Don’t Leave Quality to Chance: Step up your Software Development Life Cycle
A dirty little secret when using AI for coding: you are now in a scaleup.
tl;dr: You have 10x productivity from your SWE team, but your quality and efficiency have dropped. This is because you have effectively scaled your team overnight; what was previously a team of 10 now feels like a team of 50. We discuss a few reasons for this, the theory behind it, and how teams have overcome these challenges before… because they have done it in the past!
A few times in my career, I've had the opportunity to be a direct manager of 10+ individuals. My record is actually ~25, and I’m not proud of it. Usually, what led to those circumstances was either me being a late hire after years of poor management practices or a major re-org that resulted in me leading a new organization. I don’t recommend it, however, I would do it again if needed.
This is the art of managing the unmanageable, and in each case, I did two things from day one that proved incredibly rewarding:
Put safeguard processes in place that allowed me to shape the work in the organization (over the years, I started calling that ‘defining principles’).
Make myself redundant by spotting the talent that would later lead the organization.
To be clear, I have tried many other approaches throughout my career, and I’ve learned quickly that these two were the only things that mattered. I’ve done this for scaling teams in Growth, Product, UX, HR, and Tech many times, and it’s a key area I mentor on. That’s because it used to be a challenge present only in larger teams; with AI, this is becoming a challenge in Tech even with a team of two people.
So let’s talk about those Safeguard Processes and leave the People Management topic for a future post.

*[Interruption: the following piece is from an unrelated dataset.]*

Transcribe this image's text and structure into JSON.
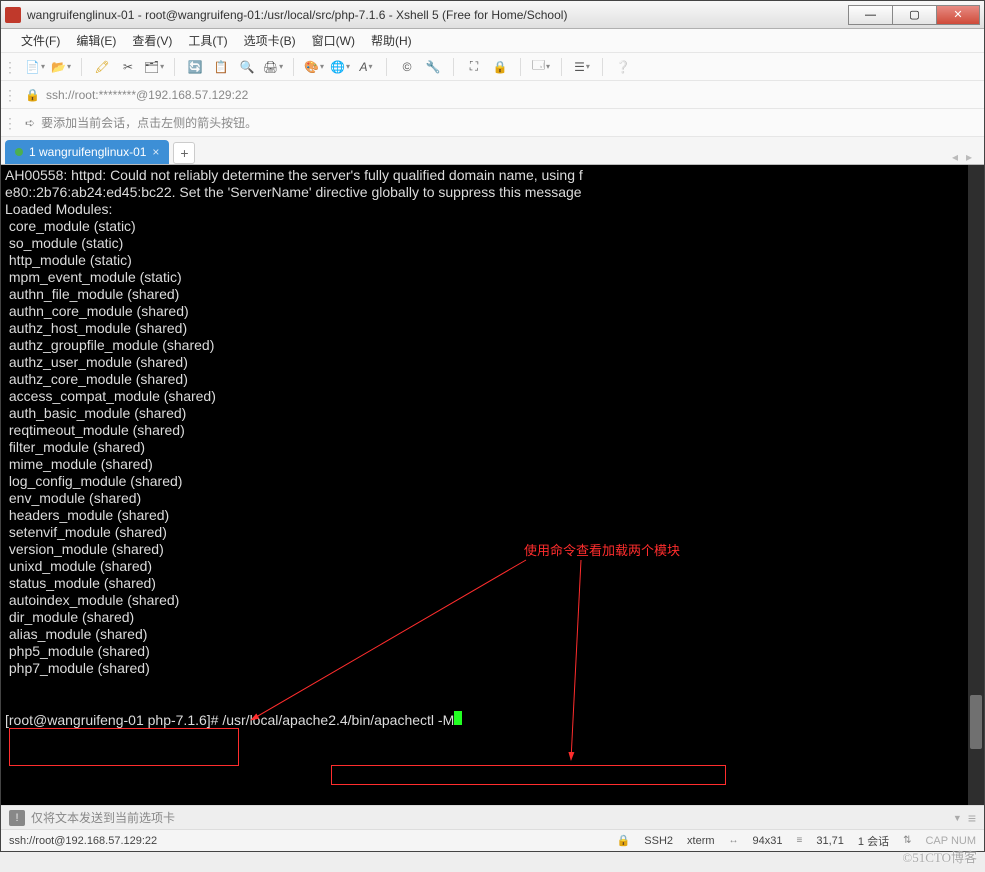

Why is this a problem now?
Theories like the Ringelmann effect, Amazon’s Two-Pizza Team rule, and Brooks's Law were all based on humans as the main source of labor. That means humans were the ones producing the work, and very few were leading that work. To be specific:
Free-riding is the key concept in the Ringelmann effect, and it’s the result of others being so distracted that they cannot see your lack of contribution. If others are 10x as productive, it means you can ‘vanish’ much earlier on.
Single-threaded leaders may not be affordable or needed in a world where 90% of the work is defining a direction, and the rest just happens. Maybe you can save on that second pizza.
Brooks's Law focuses on exponential communication as a result of a growing team. However, you can see how exponential communication is also necessary as a result of exponential productivity. There are more things to communicate than before, and humans are particularly slow when it comes to relaying information to each other.
As a result, now more than ever, CEOs, CTOs, Heads of QA, and VPs of organizations of any size are concerned about the same thing,
How to manage larger (augmented) teams?
The good news is that the solution has been around for a while, and it may be easier to implement nowadays, given that your human team is smaller. As I mentioned above, Leading by Principles was popularized by individuals like Andrew Grove, Bill Campbell, and Ben Horowitz as the only way to introduce sustained change in an organization. Tim Howes referred to it as “Make Peace with Repeating Yourself (Ad Nauseam).” I prefer pointing people to my writing, as suggested by Ray Dalio’s Principles or Frederick Brooks’s The Mythical Man-Month.
Here I propose a high-level framework to create a high-velocity, self-correcting system focused on three short principles that are core to bring your SDLC and organization to the next level:
Writing, and reading, before doing
A single Mission Control Center
Before getting into the weeds, I want to stress one thing: This can be used beyond Tech, as this is not a Tech problem but an organizational challenge. Having said that, below I’m going to go into the specifics of how to implement this in Tech organizations. Sorry, not sorry!
First: Writing, and reading, before doing.
Suddenly, your output is not the output of a single person anymore; it’s the output of a team. That means your solutions could introduce larger mistakes, faster than before. You could, let’s say, create a software that spends $1,000/hr in resources in an afternoon, and you wouldn’t notice. Or you could develop what you think is the right feature very quickly, overnight, and expose all the PII data from your customers without notice.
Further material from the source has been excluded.